Всю дорогу до дома Роджер скрипел зубами от боли. Ной несколько раз придумывал предлог, чтобы остановиться, а, когда они пришли, сразу же заставил друга усесться на мягкий диван.

– Посиди здесь. Я хочу кое-что тебе показать, – сказал он и убежал, а вернулся, неся в руках верхний ящик, вынутый из письменного стола дедушки.

Он поставил его на низенький столик, и Роджер увидел, что в нем полно бумаг.

– Что это? – спросил он. – Можно посмотреть?

Ной видел, что ему больно даже протянуть руку, чтобы взять лежащую сверху черно-белую фотографию, на которой был изображен совсем молодой Уолт с группой других летчиков рядом с истребителем WWII. Он протянул фотографию другу и пододвинул столик поближе к дивану.

– Здесь всякие документы, фотографии, письма и все такое, – объяснил Ной. Дедушка хранит все письма с войны. Там есть некоторые очень смешные, я люблю их читать. Бабушка очень дружила с дедушкиной первой женой, Мей, и они писали друг другу письма и все их тоже сохранили. Вот, смотри… Это от дедушки: «Дорогая Дот, ку-ка-ре-ку!»

– Врешь! – не поверил Роджер. – Там такого нет.

– Есть. Смотри. – Ной осторожно, чтобы не задеть приятеля, сел рядом с ним и протянул письмо.

Роджер начал медленно читать, с трудам разбирая торопливый почерк Уолта:

– «Вчера мы немного побеседовали с немцами, и, намочив штаны, они убежали жаловаться мамочке. Вот так-то! Наконец и нам удалось стать одним из винтиков этой огромной боевой машины, созданной для того, чтобы навеки покончить с нацистской нечистью». – Роджер поднял глаза на Ноя: – Здорово! Он пишет так же красиво, как говорит. «Я понимаю, как ты завидуешь мне, и не могу даже рассказать, какое это счастье – бить врага (а тем более я не могу рассказать об этом Мей)». Вообще-то это странно. Он все еще женат на Мей, а письма пишет Дот.

– Они втроем дружили, – объяснил Ной. – Бабушка тоже была летчицей. Она служила во ВЖАП.
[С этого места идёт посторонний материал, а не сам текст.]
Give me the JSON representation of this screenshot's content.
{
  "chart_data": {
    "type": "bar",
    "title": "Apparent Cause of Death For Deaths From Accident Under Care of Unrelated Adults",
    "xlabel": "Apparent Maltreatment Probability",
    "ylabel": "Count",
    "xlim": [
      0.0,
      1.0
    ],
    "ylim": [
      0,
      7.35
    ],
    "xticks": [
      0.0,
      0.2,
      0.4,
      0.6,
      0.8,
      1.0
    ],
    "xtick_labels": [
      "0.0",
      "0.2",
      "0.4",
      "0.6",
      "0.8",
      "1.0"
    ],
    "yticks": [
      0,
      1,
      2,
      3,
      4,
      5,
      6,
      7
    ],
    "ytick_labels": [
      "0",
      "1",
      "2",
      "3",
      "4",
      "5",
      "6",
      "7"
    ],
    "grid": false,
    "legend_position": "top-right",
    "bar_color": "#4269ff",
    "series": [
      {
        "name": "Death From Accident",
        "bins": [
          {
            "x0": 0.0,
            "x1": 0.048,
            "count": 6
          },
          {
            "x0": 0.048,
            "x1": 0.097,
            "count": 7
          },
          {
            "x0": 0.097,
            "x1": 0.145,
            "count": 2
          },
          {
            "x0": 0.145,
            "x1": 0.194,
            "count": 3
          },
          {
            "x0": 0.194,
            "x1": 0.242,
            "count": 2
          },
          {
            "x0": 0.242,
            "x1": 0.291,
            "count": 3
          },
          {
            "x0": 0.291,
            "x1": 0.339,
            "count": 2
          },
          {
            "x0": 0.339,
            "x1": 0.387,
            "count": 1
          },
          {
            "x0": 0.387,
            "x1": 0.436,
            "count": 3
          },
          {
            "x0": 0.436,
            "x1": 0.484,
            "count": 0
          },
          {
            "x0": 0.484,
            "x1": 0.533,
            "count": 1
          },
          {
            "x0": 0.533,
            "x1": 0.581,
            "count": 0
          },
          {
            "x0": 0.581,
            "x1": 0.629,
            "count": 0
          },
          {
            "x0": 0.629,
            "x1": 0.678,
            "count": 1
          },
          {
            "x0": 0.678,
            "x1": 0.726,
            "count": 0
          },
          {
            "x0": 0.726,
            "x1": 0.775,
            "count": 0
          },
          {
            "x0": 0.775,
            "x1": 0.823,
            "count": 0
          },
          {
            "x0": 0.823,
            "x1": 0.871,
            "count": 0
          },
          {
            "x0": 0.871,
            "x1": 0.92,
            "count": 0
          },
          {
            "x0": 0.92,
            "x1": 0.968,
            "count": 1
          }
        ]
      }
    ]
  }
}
Это значит «Вспомогательный женский авиационный полк». До Второй мировой войны женщины только и делали, что сидели дома и воспитывали детей. А потом началась война, и всех мужчин забрали в армию или на флот, а работу-то кто должен был делать? И тогда женщины вышли вперед и сказали: «Мы займемся этим». Бабушка умела летать. Ее первый муж был летчиком еще во время Первой мировой войны, и, когда он умер, она не продала его самолет, а научилась управлять им. Летчиков тогда не хватало – ведь надо было перевозить грузы и перегонять самолеты, а бабушка могла это делать. Так они и познакомились с дедушкой. Она перегоняла самолет на его авиабазу. Она говорит, что они с дедушкой полюбили друг друга только через несколько лет после смерти Мей.

– Ну конечно, а что она должна говорить? Что крутила с женатым мужчиной?
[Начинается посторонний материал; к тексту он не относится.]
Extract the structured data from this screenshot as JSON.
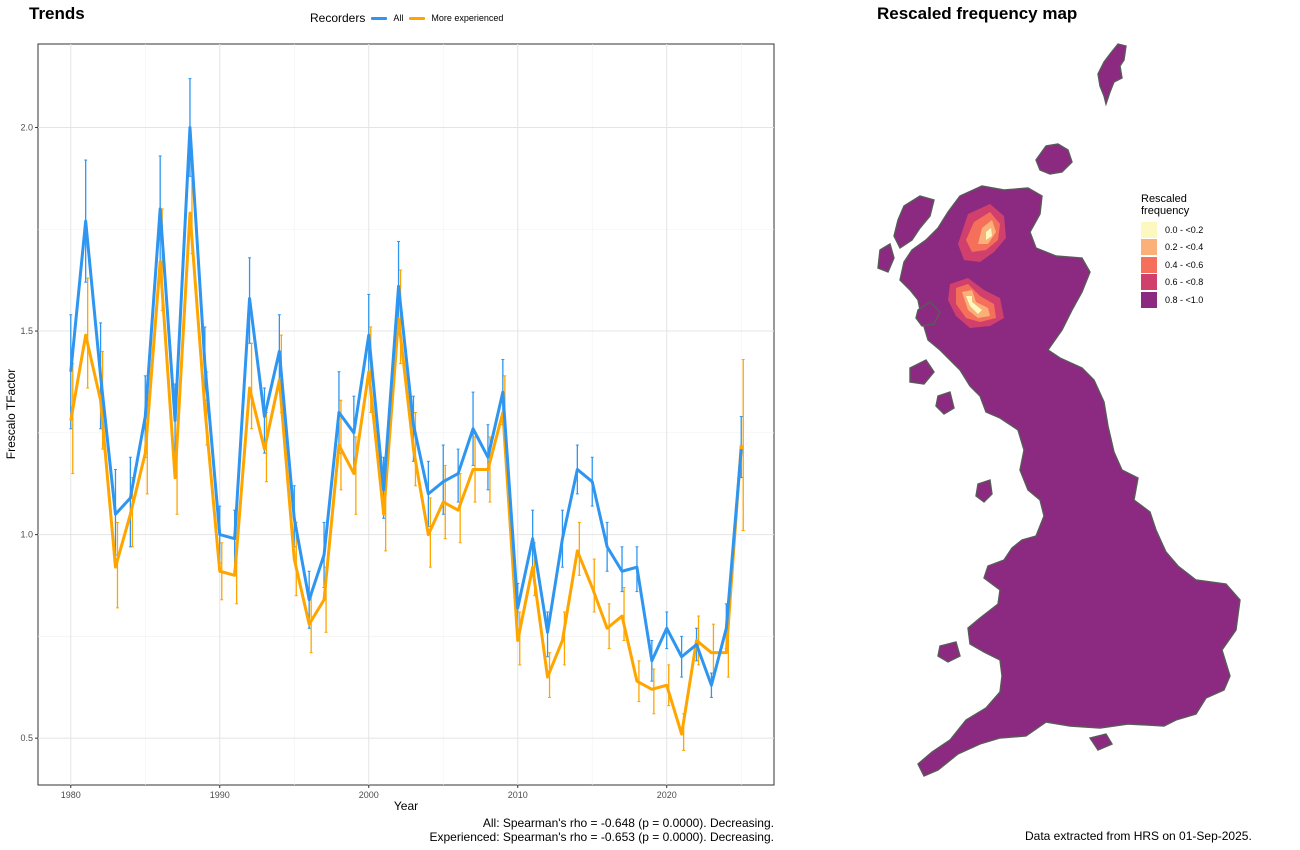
{
  "titles": {
    "trends": "Trends",
    "map": "Rescaled frequency map"
  },
  "legend": {
    "title": "Recorders",
    "items": [
      {
        "label": "All",
        "color": "#2E96F0"
      },
      {
        "label": "More experienced",
        "color": "#FFA500"
      }
    ]
  },
  "chart_data": {
    "type": "line",
    "xlabel": "Year",
    "ylabel": "Frescalo TFactor",
    "xlim": [
      1977.8,
      2027.2
    ],
    "ylim": [
      0.385,
      2.205
    ],
    "xticks": [
      "1980",
      "1990",
      "2000",
      "2010",
      "2020"
    ],
    "yticks": [
      "0.5",
      "1.0",
      "1.5",
      "2.0"
    ],
    "grid": true,
    "legend_position": "top",
    "x": [
      1980,
      1981,
      1982,
      1983,
      1984,
      1985,
      1986,
      1987,
      1988,
      1989,
      1990,
      1991,
      1992,
      1993,
      1994,
      1995,
      1996,
      1997,
      1998,
      1999,
      2000,
      2001,
      2002,
      2003,
      2004,
      2005,
      2006,
      2007,
      2008,
      2009,
      2010,
      2011,
      2012,
      2013,
      2014,
      2015,
      2016,
      2017,
      2018,
      2019,
      2020,
      2021,
      2022,
      2023,
      2024,
      2025
    ],
    "series": [
      {
        "name": "All",
        "color": "#2E96F0",
        "values": [
          1.4,
          1.77,
          1.39,
          1.05,
          1.09,
          1.29,
          1.8,
          1.28,
          2.0,
          1.42,
          1.0,
          0.99,
          1.58,
          1.29,
          1.45,
          1.04,
          0.84,
          0.95,
          1.3,
          1.25,
          1.49,
          1.11,
          1.61,
          1.27,
          1.1,
          1.13,
          1.15,
          1.26,
          1.19,
          1.35,
          0.82,
          0.99,
          0.76,
          0.99,
          1.16,
          1.13,
          0.97,
          0.91,
          0.92,
          0.69,
          0.77,
          0.7,
          0.73,
          0.63,
          0.77,
          1.21
        ],
        "lower": [
          1.26,
          1.62,
          1.26,
          0.95,
          0.97,
          1.19,
          1.67,
          1.2,
          1.88,
          1.33,
          0.93,
          0.91,
          1.47,
          1.2,
          1.36,
          0.97,
          0.77,
          0.87,
          1.2,
          1.16,
          1.39,
          1.04,
          1.5,
          1.18,
          1.02,
          1.05,
          1.08,
          1.17,
          1.11,
          1.27,
          0.76,
          0.91,
          0.7,
          0.92,
          1.1,
          1.07,
          0.91,
          0.86,
          0.86,
          0.64,
          0.72,
          0.65,
          0.69,
          0.6,
          0.72,
          1.14
        ],
        "upper": [
          1.54,
          1.92,
          1.52,
          1.16,
          1.19,
          1.39,
          1.93,
          1.37,
          2.12,
          1.51,
          1.07,
          1.06,
          1.68,
          1.36,
          1.54,
          1.12,
          0.91,
          1.03,
          1.4,
          1.34,
          1.59,
          1.19,
          1.72,
          1.34,
          1.18,
          1.22,
          1.21,
          1.35,
          1.27,
          1.43,
          0.88,
          1.06,
          0.81,
          1.06,
          1.22,
          1.19,
          1.03,
          0.97,
          0.97,
          0.74,
          0.81,
          0.75,
          0.77,
          0.66,
          0.83,
          1.29
        ]
      },
      {
        "name": "More experienced",
        "color": "#FFA500",
        "values": [
          1.28,
          1.49,
          1.33,
          0.92,
          1.05,
          1.2,
          1.67,
          1.14,
          1.79,
          1.31,
          0.91,
          0.9,
          1.36,
          1.21,
          1.38,
          0.94,
          0.78,
          0.84,
          1.22,
          1.15,
          1.4,
          1.05,
          1.53,
          1.21,
          1.0,
          1.08,
          1.06,
          1.16,
          1.16,
          1.3,
          0.74,
          0.92,
          0.65,
          0.74,
          0.96,
          0.87,
          0.77,
          0.8,
          0.64,
          0.62,
          0.63,
          0.51,
          0.74,
          0.71,
          0.71,
          1.22
        ],
        "lower": [
          1.15,
          1.36,
          1.21,
          0.82,
          0.97,
          1.1,
          1.55,
          1.05,
          1.69,
          1.22,
          0.84,
          0.83,
          1.26,
          1.13,
          1.3,
          0.85,
          0.71,
          0.76,
          1.11,
          1.05,
          1.3,
          0.96,
          1.42,
          1.12,
          0.92,
          0.99,
          0.98,
          1.08,
          1.08,
          1.22,
          0.68,
          0.85,
          0.6,
          0.68,
          0.9,
          0.81,
          0.72,
          0.74,
          0.59,
          0.56,
          0.58,
          0.47,
          0.68,
          0.65,
          0.65,
          1.01
        ],
        "upper": [
          1.42,
          1.63,
          1.45,
          1.03,
          1.14,
          1.3,
          1.8,
          1.24,
          1.92,
          1.4,
          0.98,
          0.98,
          1.47,
          1.3,
          1.49,
          1.03,
          0.85,
          0.92,
          1.33,
          1.24,
          1.51,
          1.13,
          1.65,
          1.3,
          1.09,
          1.17,
          1.15,
          1.24,
          1.24,
          1.39,
          0.81,
          0.98,
          0.71,
          0.81,
          1.03,
          0.94,
          0.83,
          0.87,
          0.69,
          0.67,
          0.68,
          0.56,
          0.8,
          0.78,
          0.78,
          1.43
        ]
      }
    ]
  },
  "stats": {
    "all": "All: Spearman's rho = -0.648 (p = 0.0000). Decreasing.",
    "experienced": "Experienced: Spearman's rho = -0.653 (p = 0.0000). Decreasing."
  },
  "map": {
    "legend_title_line1": "Rescaled",
    "legend_title_line2": "frequency",
    "legend": [
      {
        "label": "0.0 - <0.2",
        "color": "#FCF8C0"
      },
      {
        "label": "0.2 - <0.4",
        "color": "#FBB07A"
      },
      {
        "label": "0.4 - <0.6",
        "color": "#F5705A"
      },
      {
        "label": "0.6 - <0.8",
        "color": "#D13F6C"
      },
      {
        "label": "0.8 - <1.0",
        "color": "#8B2A80"
      }
    ],
    "fill_color": "#8B2A80",
    "outline_color": "#5A5A5A"
  },
  "footer": {
    "note": "Data extracted from HRS on 01-Sep-2025."
  }
}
– Нет, – твердо сказал Ной. – Этого не было.

– Ну, ладно.

– Не было.

– Я же говорю, ладно.

– Ты говоришь «ладно», как будто на самом деле это не так. Вот тут есть и письма, и дневники, целый ящик, и они доказывают, что…

– Я верю, – сказал Роджер. – Почитай еще что-нибудь. Я хочу знать, как он убивал нацистов.
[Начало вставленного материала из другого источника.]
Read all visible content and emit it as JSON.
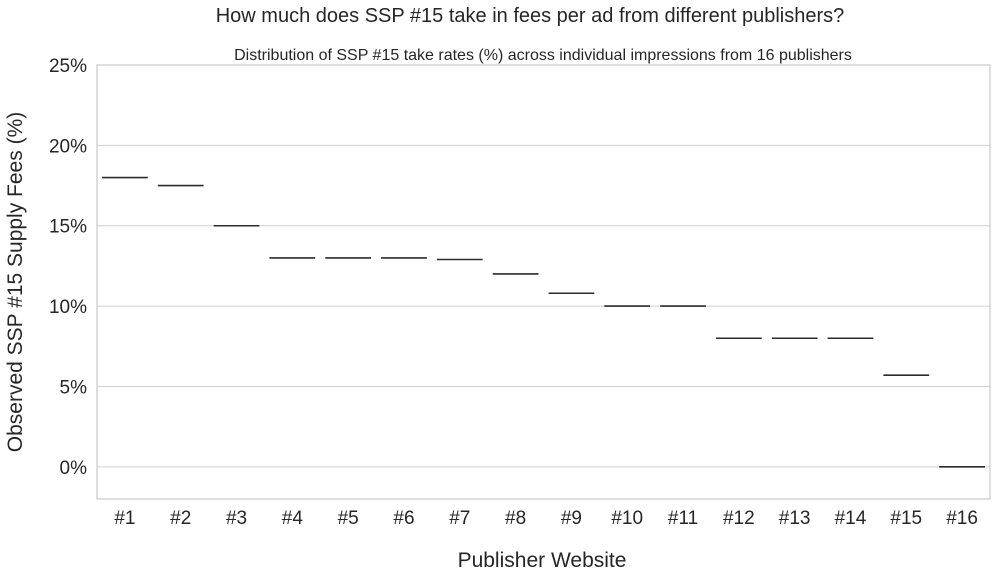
{
  "chart_data": {
    "type": "box",
    "title": "How much does SSP #15 take in fees per ad from different publishers?",
    "subtitle": "Distribution of SSP #15 take rates (%) across individual impressions from 16 publishers",
    "xlabel": "Publisher Website",
    "ylabel": "Observed SSP #15 Supply Fees (%)",
    "categories": [
      "#1",
      "#2",
      "#3",
      "#4",
      "#5",
      "#6",
      "#7",
      "#8",
      "#9",
      "#10",
      "#11",
      "#12",
      "#13",
      "#14",
      "#15",
      "#16"
    ],
    "values": [
      18.0,
      17.5,
      15.0,
      13.0,
      13.0,
      13.0,
      12.9,
      12.0,
      10.8,
      10.0,
      10.0,
      8.0,
      8.0,
      8.0,
      5.7,
      0.0
    ],
    "ylim": [
      -2,
      25
    ],
    "yticks": [
      0,
      5,
      10,
      15,
      20,
      25
    ],
    "ytick_labels": [
      "0%",
      "5%",
      "10%",
      "15%",
      "20%",
      "25%"
    ],
    "grid": "horizontal",
    "colors": {
      "grid": "#d0d0d0",
      "frame": "#c8c8c8",
      "marks": "#2b2b2b"
    }
  }
}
– Ну, вообще-то об этом он особенно не пишет…

– Читай, Ной.

Ной откашлялся:

– «Видела бы ты лица пилотов бомбардировщиков, когда мы сели на землю и они обнаружили, что все истребители сопровождения – которые дрались, как черти, и по дороге в Италию и обратно не отдали нацистам ни одного бомбардировщика, – управлялись неграми. Мы здорово воюем, Дот. Это не хвастовство, а правда, и это доказывают результаты полетов. Конечно, мы участвуем в боевых действиях недолго, но за это время мы не потеряли ни одного бомбардировщика. Теперь командир их эскадрильи требует в сопровождение именно нас, и это двойная победа! Я очень горд, что являюсь частью всего этого. Конечно, существует еще много предрассудков и несправедливости. Например, мои офицеры живут в комнатах, пригодных только для животных, а белые летчики селятся в роскошных отелях. Сегрегация здесь стала ТПД, а махровый расизм считается нормой».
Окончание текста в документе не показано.